Il gelo è calato nelle sale operative quando le agenzie hanno diffuso la notizia: i trader sono tutti in attesa del primo dato sul Pil italiano dell’anno che sarà reso noto mercoledì, l’antipasto fornito dalla Banca d’Italia non fa ben sperare, ed allora si vende o quanto meno non si compra a nessun prezzo. Ma anche questo sarebbe superabile se si vedesse una luce all’orizzonte, se la Germania avesse dato segnali di voler cambiare lo statuto della Bce per usarla come prestatore di ultima istanza, ma le dichiarazioni della cancelliera Angela Merkel di oggi e quelle del presidente della Bundesbank di domenica non lasciano dubbi: non dobbiamo aspettarci nessun cambiamento repentino delle linee guida della politica monetaria.

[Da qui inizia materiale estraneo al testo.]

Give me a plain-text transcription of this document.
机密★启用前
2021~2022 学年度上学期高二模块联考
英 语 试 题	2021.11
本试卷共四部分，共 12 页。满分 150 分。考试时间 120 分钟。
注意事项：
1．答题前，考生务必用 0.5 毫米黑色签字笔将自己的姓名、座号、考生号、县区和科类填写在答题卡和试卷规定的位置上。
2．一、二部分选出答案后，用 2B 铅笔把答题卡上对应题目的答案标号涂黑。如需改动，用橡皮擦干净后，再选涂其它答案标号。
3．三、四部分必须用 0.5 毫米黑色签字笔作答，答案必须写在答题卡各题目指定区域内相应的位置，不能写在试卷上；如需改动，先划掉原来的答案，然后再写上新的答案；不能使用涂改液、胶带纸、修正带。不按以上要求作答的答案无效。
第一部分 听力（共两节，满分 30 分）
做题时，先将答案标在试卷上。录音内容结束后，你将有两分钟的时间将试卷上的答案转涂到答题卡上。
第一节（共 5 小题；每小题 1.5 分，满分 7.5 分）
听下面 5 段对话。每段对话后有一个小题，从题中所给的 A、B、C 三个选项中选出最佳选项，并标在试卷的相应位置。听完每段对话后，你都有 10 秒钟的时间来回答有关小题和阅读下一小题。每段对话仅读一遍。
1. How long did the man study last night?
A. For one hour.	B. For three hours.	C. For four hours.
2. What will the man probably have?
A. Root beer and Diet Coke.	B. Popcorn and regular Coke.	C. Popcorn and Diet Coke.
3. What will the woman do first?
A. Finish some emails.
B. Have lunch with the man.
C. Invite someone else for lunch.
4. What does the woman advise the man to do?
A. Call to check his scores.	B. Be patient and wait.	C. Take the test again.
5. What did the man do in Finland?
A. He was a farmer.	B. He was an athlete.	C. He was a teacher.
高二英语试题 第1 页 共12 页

A cosa possono aggrapparsi allora gli investitori per tornare a comprare il debito dei paesi periferici? In un cavaliere bianco che corra in soccorso del vecchio continente? Gli Usa si sono rifiutati di sottoscrivere l’aumento di capitale del Fmi per eventuali ulteriori aiuti all’Europa e la Cina ha fatto sapere tramite il suo fondo sovrano che non acquisterà più titoli pubblici dell’area euro. Le porte sono tutte chiuse, presto si chiuderanno anche le porte del mercato e sarà sempre più difficile collocare i nostri titoli di debito pubblico. Non sembra che questo governo abbia ancora capito il senso dell’urgenza, si è cullato per troppi mesi su un restringimento dello spread che era dovuto esclusivamente alle immissioni di liquidità della Bce e non ha affrontato di petto i nodi fondamentali della governance europea. Mario Monti ama ripetere “ci avete chiamato perché il paese era sull’orlo dell’abisso”, non vorremo che ci avesse fatto fare un passo in avanti.